The dataset is small and highly imbalanced. We have a many numerical variables and one categorical one that specifies the type of the business with four distinct categories. Only one of them (let's call it category X) is relevant for future predictions since the product is tailored only for category X. It is worth noting that there are significant differences in predictive power across levels of that categorical variable. The best approach would involve including only category X in the training sample, however, due to the high imbalance there would not be enough target variable top class observations and the entire set gets really small.

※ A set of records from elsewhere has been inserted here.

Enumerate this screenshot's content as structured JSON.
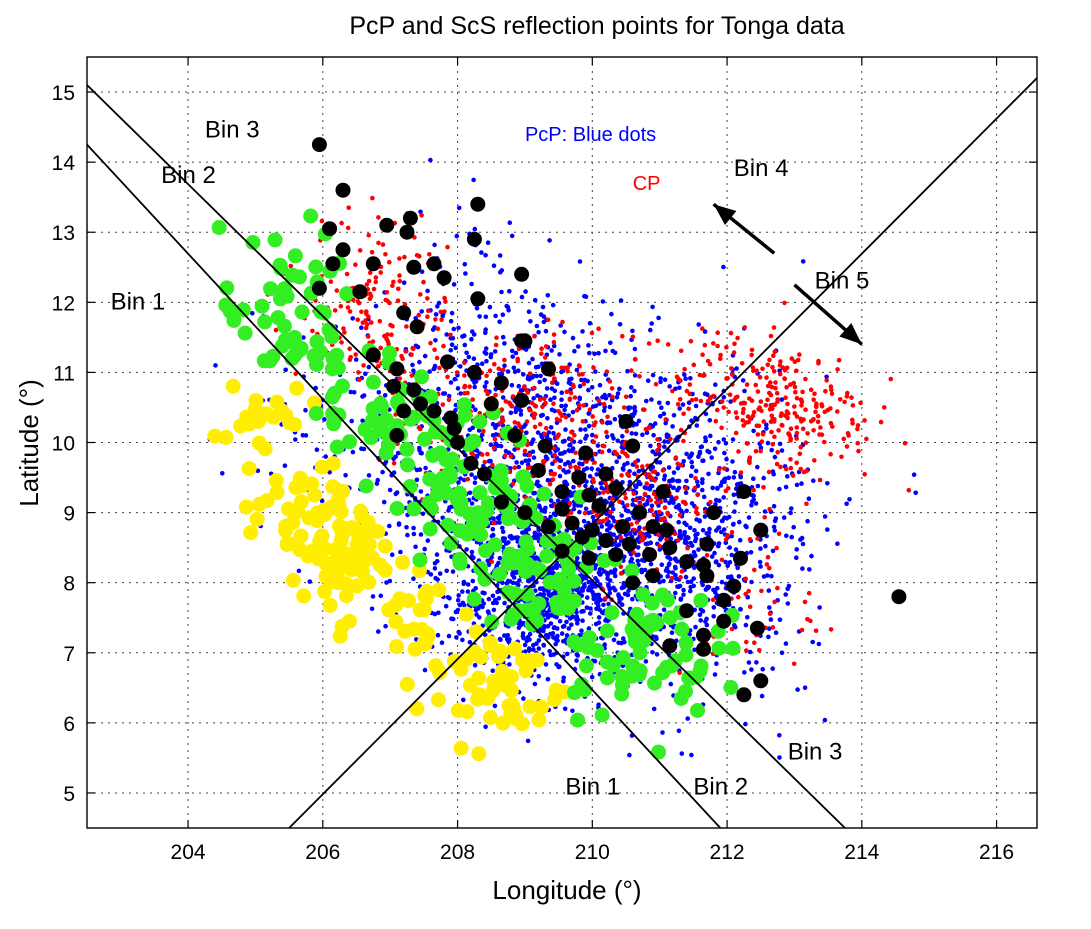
{
  "chart_data": {
    "type": "scatter",
    "title": "PcP and ScS reflection points for Tonga data",
    "xlabel": "Longitude (°)",
    "ylabel": "Latitude (°)",
    "xlim": [
      202.5,
      216.6
    ],
    "ylim": [
      4.5,
      15.5
    ],
    "xticks": [
      204,
      206,
      208,
      210,
      212,
      214,
      216
    ],
    "yticks": [
      5,
      6,
      7,
      8,
      9,
      10,
      11,
      12,
      13,
      14,
      15
    ],
    "grid": true,
    "colors": {
      "blue_dots": "#0000ff",
      "red_dots": "#ff0000",
      "black_dots": "#000000",
      "green_dots": "#33ee22",
      "yellow_dots": "#ffee00",
      "lines": "#000000"
    },
    "annotations": {
      "pcp_blue": "PcP: Blue dots",
      "cp": "CP",
      "bin1_upper": "Bin 1",
      "bin2_upper": "Bin 2",
      "bin3_upper": "Bin 3",
      "bin4": "Bin 4",
      "bin5": "Bin 5",
      "bin1_lower": "Bin 1",
      "bin2_lower": "Bin 2",
      "bin3_lower": "Bin 3"
    },
    "label_positions": {
      "pcp_blue": [
        209.0,
        14.3
      ],
      "cp": [
        210.6,
        13.6
      ],
      "bin1_upper": [
        202.85,
        11.9
      ],
      "bin2_upper": [
        203.6,
        13.7
      ],
      "bin3_upper": [
        204.25,
        14.35
      ],
      "bin4": [
        212.1,
        13.8
      ],
      "bin5": [
        213.3,
        12.2
      ],
      "bin1_lower": [
        209.6,
        4.98
      ],
      "bin2_lower": [
        211.5,
        4.98
      ],
      "bin3_lower": [
        212.9,
        5.48
      ]
    },
    "boundary_lines": [
      {
        "x": [
          202.5,
          211.9
        ],
        "y": [
          14.25,
          4.5
        ]
      },
      {
        "x": [
          202.5,
          213.75
        ],
        "y": [
          15.1,
          4.5
        ]
      },
      {
        "x": [
          205.5,
          216.6
        ],
        "y": [
          4.5,
          15.2
        ]
      }
    ],
    "arrows": [
      {
        "from": [
          212.7,
          12.7
        ],
        "to": [
          211.8,
          13.4
        ]
      },
      {
        "from": [
          213.0,
          12.25
        ],
        "to": [
          214.0,
          11.4
        ]
      }
    ],
    "series": [
      {
        "color_key": "blue_dots",
        "marker_size": "small",
        "cluster_centers": [
          [
            209.3,
            7.9
          ],
          [
            208.6,
            8.6
          ],
          [
            210.3,
            9.0
          ],
          [
            211.1,
            8.3
          ],
          [
            210.9,
            10.0
          ],
          [
            208.8,
            10.7
          ],
          [
            211.8,
            9.2
          ],
          [
            207.4,
            10.2
          ],
          [
            209.9,
            7.3
          ],
          [
            208.2,
            7.2
          ]
        ],
        "clusters": [
          {
            "cx": 209.3,
            "cy": 7.9,
            "sx": 0.75,
            "sy": 0.65,
            "n": 900
          },
          {
            "cx": 210.5,
            "cy": 9.2,
            "sx": 1.2,
            "sy": 1.0,
            "n": 850
          },
          {
            "cx": 208.7,
            "cy": 10.5,
            "sx": 0.9,
            "sy": 0.9,
            "n": 350
          },
          {
            "cx": 211.6,
            "cy": 8.3,
            "sx": 0.8,
            "sy": 1.0,
            "n": 400
          },
          {
            "cx": 207.6,
            "cy": 9.2,
            "sx": 0.9,
            "sy": 1.0,
            "n": 250
          },
          {
            "cx": 208.3,
            "cy": 12.2,
            "sx": 0.6,
            "sy": 0.8,
            "n": 60
          },
          {
            "cx": 206.2,
            "cy": 10.6,
            "sx": 0.8,
            "sy": 0.8,
            "n": 60
          }
        ]
      },
      {
        "color_key": "red_dots",
        "marker_size": "small",
        "clusters": [
          {
            "cx": 206.8,
            "cy": 12.0,
            "sx": 0.55,
            "sy": 0.6,
            "n": 170
          },
          {
            "cx": 208.8,
            "cy": 10.3,
            "sx": 0.9,
            "sy": 0.6,
            "n": 260
          },
          {
            "cx": 210.5,
            "cy": 9.2,
            "sx": 0.6,
            "sy": 0.6,
            "n": 180
          },
          {
            "cx": 213.0,
            "cy": 10.4,
            "sx": 0.6,
            "sy": 0.5,
            "n": 200
          },
          {
            "cx": 211.9,
            "cy": 10.9,
            "sx": 0.6,
            "sy": 0.4,
            "n": 90
          },
          {
            "cx": 212.3,
            "cy": 7.7,
            "sx": 0.5,
            "sy": 0.6,
            "n": 60
          }
        ]
      },
      {
        "color_key": "black_dots",
        "marker_size": "large",
        "points": [
          [
            205.95,
            14.25
          ],
          [
            206.3,
            13.6
          ],
          [
            208.3,
            13.4
          ],
          [
            207.3,
            13.2
          ],
          [
            206.95,
            13.1
          ],
          [
            206.1,
            13.05
          ],
          [
            207.25,
            13.0
          ],
          [
            208.25,
            12.9
          ],
          [
            206.3,
            12.75
          ],
          [
            206.75,
            12.55
          ],
          [
            206.15,
            12.55
          ],
          [
            207.65,
            12.55
          ],
          [
            207.35,
            12.5
          ],
          [
            207.8,
            12.35
          ],
          [
            208.95,
            12.4
          ],
          [
            205.95,
            12.2
          ],
          [
            206.55,
            12.15
          ],
          [
            208.3,
            12.05
          ],
          [
            207.2,
            11.85
          ],
          [
            207.4,
            11.65
          ],
          [
            208.95,
            11.45
          ],
          [
            209.0,
            11.45
          ],
          [
            206.75,
            11.25
          ],
          [
            207.85,
            11.15
          ],
          [
            207.1,
            11.05
          ],
          [
            208.25,
            11.0
          ],
          [
            209.35,
            11.05
          ],
          [
            207.05,
            10.8
          ],
          [
            207.35,
            10.75
          ],
          [
            207.45,
            10.55
          ],
          [
            208.65,
            10.85
          ],
          [
            207.2,
            10.45
          ],
          [
            207.65,
            10.45
          ],
          [
            207.9,
            10.35
          ],
          [
            208.5,
            10.55
          ],
          [
            208.95,
            10.6
          ],
          [
            207.1,
            10.1
          ],
          [
            207.95,
            10.2
          ],
          [
            208.85,
            10.1
          ],
          [
            210.5,
            10.3
          ],
          [
            208.0,
            10.0
          ],
          [
            208.2,
            9.7
          ],
          [
            209.3,
            9.95
          ],
          [
            209.9,
            9.85
          ],
          [
            210.6,
            9.95
          ],
          [
            208.4,
            9.55
          ],
          [
            209.2,
            9.6
          ],
          [
            209.8,
            9.5
          ],
          [
            210.2,
            9.55
          ],
          [
            209.55,
            9.3
          ],
          [
            209.95,
            9.25
          ],
          [
            210.35,
            9.35
          ],
          [
            211.05,
            9.3
          ],
          [
            212.25,
            9.3
          ],
          [
            208.65,
            9.15
          ],
          [
            209.0,
            9.0
          ],
          [
            209.55,
            9.05
          ],
          [
            210.1,
            9.1
          ],
          [
            210.7,
            9.0
          ],
          [
            211.8,
            9.0
          ],
          [
            209.35,
            8.8
          ],
          [
            209.7,
            8.85
          ],
          [
            210.0,
            8.75
          ],
          [
            210.45,
            8.8
          ],
          [
            210.9,
            8.8
          ],
          [
            211.1,
            8.75
          ],
          [
            212.5,
            8.75
          ],
          [
            209.85,
            8.65
          ],
          [
            210.2,
            8.6
          ],
          [
            210.55,
            8.55
          ],
          [
            211.15,
            8.5
          ],
          [
            211.7,
            8.55
          ],
          [
            209.55,
            8.45
          ],
          [
            209.95,
            8.35
          ],
          [
            210.35,
            8.4
          ],
          [
            210.85,
            8.4
          ],
          [
            211.4,
            8.3
          ],
          [
            211.65,
            8.25
          ],
          [
            212.2,
            8.35
          ],
          [
            210.9,
            8.1
          ],
          [
            211.7,
            8.1
          ],
          [
            210.6,
            8.0
          ],
          [
            212.1,
            7.95
          ],
          [
            214.55,
            7.8
          ],
          [
            211.95,
            7.75
          ],
          [
            211.4,
            7.6
          ],
          [
            211.95,
            7.45
          ],
          [
            212.45,
            7.35
          ],
          [
            211.65,
            7.25
          ],
          [
            211.15,
            7.1
          ],
          [
            211.65,
            7.05
          ],
          [
            212.5,
            6.6
          ],
          [
            212.25,
            6.4
          ]
        ]
      },
      {
        "color_key": "green_dots",
        "marker_size": "large",
        "clusters": [
          {
            "cx": 205.5,
            "cy": 11.8,
            "sx": 0.5,
            "sy": 0.6,
            "n": 55
          },
          {
            "cx": 206.9,
            "cy": 10.5,
            "sx": 0.5,
            "sy": 0.5,
            "n": 45
          },
          {
            "cx": 208.2,
            "cy": 9.3,
            "sx": 0.5,
            "sy": 0.5,
            "n": 70
          },
          {
            "cx": 209.3,
            "cy": 8.3,
            "sx": 0.5,
            "sy": 0.5,
            "n": 60
          },
          {
            "cx": 210.6,
            "cy": 7.1,
            "sx": 0.6,
            "sy": 0.5,
            "n": 70
          }
        ]
      },
      {
        "color_key": "yellow_dots",
        "marker_size": "large",
        "clusters": [
          {
            "cx": 206.2,
            "cy": 8.5,
            "sx": 0.35,
            "sy": 0.5,
            "n": 85
          },
          {
            "cx": 205.0,
            "cy": 10.2,
            "sx": 0.35,
            "sy": 0.5,
            "n": 25
          },
          {
            "cx": 208.5,
            "cy": 6.6,
            "sx": 0.55,
            "sy": 0.45,
            "n": 55
          },
          {
            "cx": 207.3,
            "cy": 7.4,
            "sx": 0.3,
            "sy": 0.4,
            "n": 20
          },
          {
            "cx": 205.3,
            "cy": 9.2,
            "sx": 0.25,
            "sy": 0.35,
            "n": 12
          }
        ]
      }
    ]
  }
}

We eventually decided to train two models on the entire set (including all levels of the categorical variable): one including the categorical variable and one excluding it.
At the moment we have two models:
 With the categorical variable (called A)
 Without the categorical variable (called B)
Model A has slightly better performance than model B because the categorical variable was generally relevant to the problem, however, we should also consider it's generalization power with regards to the specific type of clients it's built for.
The main question is: which model is more suited for this given problem?

Is it model A because of including the categorical variable and accounting for differences in performance across levels of the categorical variable?

Is it model B because of not including the categorical variable and making it more suitable for future predictions (categorical variable will always have one level only) which could lead to better generalisation?
I realize that my question is a bit hypothetical but I'm not able to disclose more information. I would be very grateful if you could share your thoughts or articles that would help us make a decision. I'm not giving my preference at the moment not to bias your answers Thank you!